For some, the word artist evokes the image of a painter standing pensively and composed in front of a canvas perched upon an easel, grasping a brush in one hand and a palette in the other. Take one look at Benjamin Hollingsworth, and you'll realize an artist can be more than that.
Hollingsworth, a 27-year-old Charleston native, began his career, not studying Chagall and sketching still-lifes in art school, but sprinting across soccer fields and sweating in his shin guards. His skill soon proved worthy of a professional career, but after playing with both the Charleston Battery and a professional team in Israel, he endured an acute knee injury in 2006 that forced him off the field. While this injury soon curtailed his soccer dreams, it would also become his creative crucible.
Instead of falling into an ennui bred of a sudden stagnancy and unworn soccer cleats Hollingsworth found himself in the midst of an expressive and imaginative renaissance that began with a sketch pad given to him as a kid. While some may find a transition from the athletic to the creative to be unusual, Hollingsworth believes it was a natural one.
"The reason I love art," he says, "is because I have the same emotions and anxiety you have going into a game. You're always trying to outdo your last performance."
Painting is a quicksilver vocation, its product being as unpredictable as the ideas that inspired it, and for Hollingsworth this means you must "think on your feet," just like a player in a game.
Hollingsworth's talent, paired with the vestigial instincts of his soccer days, has spawned a vibrant and fresh body of work that thwarts the convention of professional training.

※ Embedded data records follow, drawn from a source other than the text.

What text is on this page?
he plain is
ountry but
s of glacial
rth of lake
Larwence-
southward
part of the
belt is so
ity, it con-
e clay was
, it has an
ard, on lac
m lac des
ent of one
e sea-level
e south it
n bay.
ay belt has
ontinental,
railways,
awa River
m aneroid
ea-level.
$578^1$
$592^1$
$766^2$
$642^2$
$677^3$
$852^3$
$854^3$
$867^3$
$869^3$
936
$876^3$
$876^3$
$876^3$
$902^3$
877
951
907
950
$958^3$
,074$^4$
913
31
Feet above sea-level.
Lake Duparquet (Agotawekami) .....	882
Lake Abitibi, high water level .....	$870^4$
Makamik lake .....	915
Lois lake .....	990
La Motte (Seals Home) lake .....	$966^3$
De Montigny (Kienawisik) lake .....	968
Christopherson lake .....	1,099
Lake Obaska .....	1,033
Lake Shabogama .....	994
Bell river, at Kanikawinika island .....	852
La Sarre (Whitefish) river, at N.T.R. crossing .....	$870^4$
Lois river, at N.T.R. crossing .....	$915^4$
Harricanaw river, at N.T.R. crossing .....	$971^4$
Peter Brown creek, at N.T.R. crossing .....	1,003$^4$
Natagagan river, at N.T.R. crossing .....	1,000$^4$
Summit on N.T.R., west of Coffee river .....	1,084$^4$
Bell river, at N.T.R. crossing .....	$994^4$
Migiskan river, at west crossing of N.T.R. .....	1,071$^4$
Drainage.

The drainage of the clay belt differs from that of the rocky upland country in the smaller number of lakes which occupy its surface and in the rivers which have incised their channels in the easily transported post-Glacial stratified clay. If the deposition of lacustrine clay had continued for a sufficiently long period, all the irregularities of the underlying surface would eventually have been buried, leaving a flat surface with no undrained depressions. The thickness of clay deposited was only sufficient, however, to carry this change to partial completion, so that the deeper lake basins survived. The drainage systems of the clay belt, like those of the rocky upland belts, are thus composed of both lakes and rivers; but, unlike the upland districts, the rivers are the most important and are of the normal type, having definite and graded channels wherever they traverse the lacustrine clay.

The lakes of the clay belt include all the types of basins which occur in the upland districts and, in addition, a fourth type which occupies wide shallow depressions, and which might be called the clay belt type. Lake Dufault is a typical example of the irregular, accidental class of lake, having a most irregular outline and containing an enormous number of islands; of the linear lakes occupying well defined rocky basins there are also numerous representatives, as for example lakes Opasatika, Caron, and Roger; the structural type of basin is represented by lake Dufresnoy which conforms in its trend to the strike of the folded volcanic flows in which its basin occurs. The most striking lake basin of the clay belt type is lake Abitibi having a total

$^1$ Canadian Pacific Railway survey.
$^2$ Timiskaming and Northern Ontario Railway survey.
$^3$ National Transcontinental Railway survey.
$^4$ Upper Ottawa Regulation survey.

His work employs serious and universal themes — death, poverty, and rebirth to name a few — and sets them within an original and innovative mixture of textures, colors, and media. Evidence of his athleticism can also be seen in his paintings — you can almost feel the energy he expends with each piece through the pastiche of paint drippings, brush strokes, and spray paint.
His attitude toward art is as maverick as his work. "I don't think anything's off limits," he says. This lends to a sort of creative freedom and lack of inhibition that is so often stifled by artistic norms. Pages ripped from the Norton Anthology, wallpaper paste, and oil paint become trees in "Words Come From Trees," and a mass of dripping black paint becomes the horse's tail in "Saint IV."
Hollingsworth's uninhibited style, however, is not without its intentions. He often uses iconography, and in "The Saint Panels" a series of 96 inch by 48 inch birch wood panels, each depicting a different animal, he has subtly painted halos over each of their heads. These echo Hollingsworth's belief in animal intuition. "Animals are people," he says. "They have souls too."
Soul is what sets Hollingsworth apart. His paintings are his psyche stripped to the bone, a raw and honest telling of a story, his story, and a breath of fresh air in this world of quacks and clichés. He doesn't even need a canvas to tell it.
"My favorite art store is Lowe's," he says. "They are very do-it-yourself, and that's definitely my attitude." He paints on everything from birch wood panels and wooden doors to the insides of cereal boxes and the backs of sketchpads — living proof that art has no limitations.
Hollingsworth hails from a new generation of artists living out this notion. Christened Warhol's Children, these 20-something artists, namely the recently-deceased Dash Snow, Dan Colen, and Ryan McGinley of the New York art scene (you could even throw Charleston's Shepard Fairey in there), are producing art outside of its old confines — work that is the love child of modern art and the graffiti movement. They also ring close to the neo-expressionist work of Basquiat, whom Hollingsworth cites as one of his greatest influences. Their work requires a certain kind of daring character that only the young can possess. These renegades just happen to be putting their rebellion to good use, defying in the name of art, and speaking directly to the next generation, much like the musicians of the late Sixties and their hippie followers.
Sean Ferneau, the art director of Aster Hall, a new contemporary boutique gallery on Upper King, saw something in Hollingsworth, the man and his work, that embodied this rising epoch in the art world.
"I heard of Benjamin through gossip of a guerilla exhibit somewhere on the peninsula," he says. "On the second floor, there he was: painting in his soccer shorts like a madman onto soaring canvasses and boards, with pop music blaring. From the images of horses surrounding me, to the underground music selection, to the vibrant colors and textures, I felt as if I was meeting an artist who is truly a man of his own time."
Ferneau titled the exhibit Such Great Heights because of the large compositions with which Hollingsworth works and, most significantly, because Benjamin is a young man who is familiar with loss and transition. "What motivates his work is a sort of transcendence: moving beyond pain to experience the ordinary joy of life — lifting himself, and the viewer, beyond the mundane," Ferneau says.
The ordinary joy of life is all the artist needs. Benjamin Hollingsworth doesn't need art school. He doesn't need an easel. And he doesn't need a still-life at the Met. An artist is just a man, caught in the same complicated web of experience and lollygagging down life's ridiculous roadway, but with a little something more — the courage and compulsion to create. He is simply a man madly in love with the imagination and the audacious insanity to express it.